The problem
Customers were unintentionally making duplicate online account payments, often multiple times, due to a lack of clarity about whether their first payment went through. These payment errors had real consequences:
Customer pain: maxed-out cards, repeated charges, time lost chasing refunds.Business impact: at least 200 duplicate payments per quarter (~$120k/month in refunds), plus manual workload across Accounts Receivable, Branch Ops, Tech, and Customer Success.
Strategic friction: hindered the company’s goal of shifting more payments online to free up branch staff.
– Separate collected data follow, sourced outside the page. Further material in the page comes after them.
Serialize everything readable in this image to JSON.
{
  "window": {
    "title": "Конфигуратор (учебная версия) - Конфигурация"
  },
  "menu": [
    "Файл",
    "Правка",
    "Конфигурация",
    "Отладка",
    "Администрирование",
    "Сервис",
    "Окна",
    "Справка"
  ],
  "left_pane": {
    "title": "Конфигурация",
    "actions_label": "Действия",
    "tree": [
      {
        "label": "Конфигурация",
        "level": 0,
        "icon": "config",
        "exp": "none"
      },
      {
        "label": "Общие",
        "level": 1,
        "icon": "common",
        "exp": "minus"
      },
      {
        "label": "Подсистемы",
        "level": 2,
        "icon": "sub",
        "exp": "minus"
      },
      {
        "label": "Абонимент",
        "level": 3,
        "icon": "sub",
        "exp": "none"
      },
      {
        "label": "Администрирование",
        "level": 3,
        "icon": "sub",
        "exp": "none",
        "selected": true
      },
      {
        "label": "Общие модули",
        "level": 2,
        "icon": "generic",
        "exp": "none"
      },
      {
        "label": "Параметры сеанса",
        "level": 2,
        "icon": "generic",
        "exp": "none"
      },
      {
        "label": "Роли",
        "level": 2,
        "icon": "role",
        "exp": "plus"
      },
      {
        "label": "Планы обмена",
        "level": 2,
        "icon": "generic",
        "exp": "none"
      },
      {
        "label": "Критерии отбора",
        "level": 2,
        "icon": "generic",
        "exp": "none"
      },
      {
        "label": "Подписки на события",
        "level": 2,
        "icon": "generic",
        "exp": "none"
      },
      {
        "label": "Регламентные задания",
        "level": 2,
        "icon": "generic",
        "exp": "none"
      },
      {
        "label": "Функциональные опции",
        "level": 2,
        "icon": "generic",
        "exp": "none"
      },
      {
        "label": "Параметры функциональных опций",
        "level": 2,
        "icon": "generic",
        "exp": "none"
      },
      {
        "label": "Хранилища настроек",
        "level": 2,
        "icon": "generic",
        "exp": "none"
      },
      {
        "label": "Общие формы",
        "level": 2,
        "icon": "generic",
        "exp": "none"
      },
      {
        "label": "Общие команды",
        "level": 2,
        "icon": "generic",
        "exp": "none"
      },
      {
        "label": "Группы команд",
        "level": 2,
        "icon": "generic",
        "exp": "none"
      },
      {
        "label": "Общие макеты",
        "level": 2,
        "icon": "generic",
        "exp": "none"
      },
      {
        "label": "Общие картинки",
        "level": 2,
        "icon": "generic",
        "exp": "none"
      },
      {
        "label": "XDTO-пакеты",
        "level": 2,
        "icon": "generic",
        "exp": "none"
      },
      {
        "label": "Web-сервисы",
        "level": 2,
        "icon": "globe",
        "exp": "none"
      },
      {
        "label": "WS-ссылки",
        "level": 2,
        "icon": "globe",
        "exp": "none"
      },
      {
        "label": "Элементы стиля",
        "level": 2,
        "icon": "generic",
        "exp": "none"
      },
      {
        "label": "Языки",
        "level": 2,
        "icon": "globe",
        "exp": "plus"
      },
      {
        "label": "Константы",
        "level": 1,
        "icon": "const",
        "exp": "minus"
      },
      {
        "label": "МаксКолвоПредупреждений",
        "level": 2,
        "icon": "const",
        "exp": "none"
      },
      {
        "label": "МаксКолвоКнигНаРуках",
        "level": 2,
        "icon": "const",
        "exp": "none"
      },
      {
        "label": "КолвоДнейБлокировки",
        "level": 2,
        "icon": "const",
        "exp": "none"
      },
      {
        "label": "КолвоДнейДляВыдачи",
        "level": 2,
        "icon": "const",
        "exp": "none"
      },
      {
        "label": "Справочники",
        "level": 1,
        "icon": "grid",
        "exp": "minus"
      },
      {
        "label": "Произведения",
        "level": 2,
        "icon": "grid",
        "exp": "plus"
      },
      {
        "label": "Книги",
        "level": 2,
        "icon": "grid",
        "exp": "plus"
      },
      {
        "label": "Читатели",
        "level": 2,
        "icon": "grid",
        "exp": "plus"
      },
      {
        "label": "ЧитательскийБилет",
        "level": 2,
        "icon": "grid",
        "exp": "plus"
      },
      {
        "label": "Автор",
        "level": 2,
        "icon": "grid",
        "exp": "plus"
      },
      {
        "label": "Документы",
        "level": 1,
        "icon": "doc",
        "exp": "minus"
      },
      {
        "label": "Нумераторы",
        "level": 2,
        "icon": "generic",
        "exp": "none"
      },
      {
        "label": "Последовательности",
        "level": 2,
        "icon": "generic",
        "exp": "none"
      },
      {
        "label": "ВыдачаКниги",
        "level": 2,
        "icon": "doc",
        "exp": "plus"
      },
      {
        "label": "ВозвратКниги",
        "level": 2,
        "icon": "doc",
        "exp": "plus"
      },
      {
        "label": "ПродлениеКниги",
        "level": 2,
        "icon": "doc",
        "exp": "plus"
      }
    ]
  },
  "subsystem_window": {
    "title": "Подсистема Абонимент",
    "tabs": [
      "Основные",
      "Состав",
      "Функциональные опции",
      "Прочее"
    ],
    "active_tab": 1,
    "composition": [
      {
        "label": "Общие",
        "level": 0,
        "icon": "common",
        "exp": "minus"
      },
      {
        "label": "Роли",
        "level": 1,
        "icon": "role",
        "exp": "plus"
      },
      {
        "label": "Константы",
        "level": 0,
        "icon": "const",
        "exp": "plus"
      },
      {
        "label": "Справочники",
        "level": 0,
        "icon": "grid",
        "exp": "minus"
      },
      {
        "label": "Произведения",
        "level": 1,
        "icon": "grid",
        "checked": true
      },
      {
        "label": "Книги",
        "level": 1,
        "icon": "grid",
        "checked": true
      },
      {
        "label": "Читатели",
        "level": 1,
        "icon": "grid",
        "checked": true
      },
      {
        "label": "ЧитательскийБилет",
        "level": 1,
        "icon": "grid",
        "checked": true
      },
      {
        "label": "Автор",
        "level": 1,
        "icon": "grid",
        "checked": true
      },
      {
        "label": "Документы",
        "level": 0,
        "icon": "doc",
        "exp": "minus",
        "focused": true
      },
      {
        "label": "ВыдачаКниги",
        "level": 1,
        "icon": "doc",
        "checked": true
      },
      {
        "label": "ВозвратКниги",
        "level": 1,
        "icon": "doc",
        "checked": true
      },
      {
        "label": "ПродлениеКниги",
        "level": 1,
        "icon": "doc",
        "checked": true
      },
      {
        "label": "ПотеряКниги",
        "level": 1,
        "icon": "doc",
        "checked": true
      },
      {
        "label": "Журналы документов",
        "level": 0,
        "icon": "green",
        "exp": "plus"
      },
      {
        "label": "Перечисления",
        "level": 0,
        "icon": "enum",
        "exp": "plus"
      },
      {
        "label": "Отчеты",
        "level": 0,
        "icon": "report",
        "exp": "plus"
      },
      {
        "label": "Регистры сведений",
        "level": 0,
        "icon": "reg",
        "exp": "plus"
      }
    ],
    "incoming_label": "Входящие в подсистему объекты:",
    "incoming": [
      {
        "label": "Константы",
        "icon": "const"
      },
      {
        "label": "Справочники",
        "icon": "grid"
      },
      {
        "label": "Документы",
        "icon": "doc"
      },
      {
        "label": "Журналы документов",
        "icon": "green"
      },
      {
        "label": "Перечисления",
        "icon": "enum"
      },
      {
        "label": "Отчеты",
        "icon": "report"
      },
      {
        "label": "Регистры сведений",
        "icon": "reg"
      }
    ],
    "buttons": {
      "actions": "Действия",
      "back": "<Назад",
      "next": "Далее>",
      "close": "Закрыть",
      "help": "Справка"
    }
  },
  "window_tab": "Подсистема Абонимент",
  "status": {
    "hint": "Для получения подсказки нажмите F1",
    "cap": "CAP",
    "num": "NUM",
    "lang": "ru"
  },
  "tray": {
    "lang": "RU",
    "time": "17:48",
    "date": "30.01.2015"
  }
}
Discovery & problem framing
Though product and engineering leads initially assumed a simple UI fix would suffice (“just block the payment”), I advocated for discovery to uncover root causes and identify the most effective, sustainable solution.Framing the problem was the the most efficient way to nip it in the bud for good.
What I led
Stakeholder interviews with Accounts Receivable and Branch Ops to hear real-world pain firsthand.
Quantitative analysis of payment data to uncover behavioural patterns:
50% of duplicate payments occurred within 20 seconds
majority involved saved cardsHigher repeat behavior on mobile apps
44% of users returned to the dashboard after submitting a payment
If it's clear payment was submitted, they won't attempt to pay again
The solution
When a payment is submitted, remove the action button and indicate it is processing
Since this was a low-risk 'just do it' fix once we understood the cause, my design efforts focused on mapping complexity and ensuring robust coverage across all payment flows.
Key contributions
Mapped 3 distinct user flows: invoice payments, statement payments, unauthenticated 'punchout' payments.
Created a journey map to visualise how duplicate payments affected customers, AR teams, and branch staff, surfacing shared pain points and systemic bottlenecks.
Defined a 72-hour block logic: once a payment was submitted, users were blocked from repeating it until it was either processed or bounced.
UX/UI interventions
Added a 'processing' state next to paid items across the dashboard, transaction history, and punchout screens.
Designed platform-specific enhancements for iOS and Android, where confusion was highest, making the confirmation screen far more prominent.
Delivered responsive mockups for web, iOS, and Android to ensure consistency across all touch points.

Challenges
Initial resistance from product & tech
PM and TL believed this was a simple button fix. I had to advocate for time to investigate root causes and push for a discovery-led approach.
Payment processing lag
Payments take 1–2 days to clear with banks and financial institutions, so we couldn’t just remove items from the dashboard or mark them as 'paid' immediately. We had to allow for the delay while still preventing accidental resubmissions, which I solved by introducing a 'processing' state and a 72-hour block window.
Complexity of payment logic
Each payment flow (invoice, statement, punchout) had its own behaviour and edge cases. Mapping this complexity was key to ensuring coverage and preventing unintended consequences.
No way to trace invoice payments
This part of the app was built on outdated tech that didn’t support basic analytics. We couldn’t track key metrics like device type or payment method, and had to infer behavior based on other payment types (e.g. statements) when sizing the problem and designing the solution.

Outcome & impact
Problem eliminated: duplicate online payments dropped from 1.2% to zero immediately.
Efficiency win: AR team no longer spends time issuing refunds (~18/month previously).
Cross-functional praise: engineering Tech Lead called it “really impressive analysis”.
UX visibility: I showcased the case study to product and department leads as a model for data-driven, discovery-led design.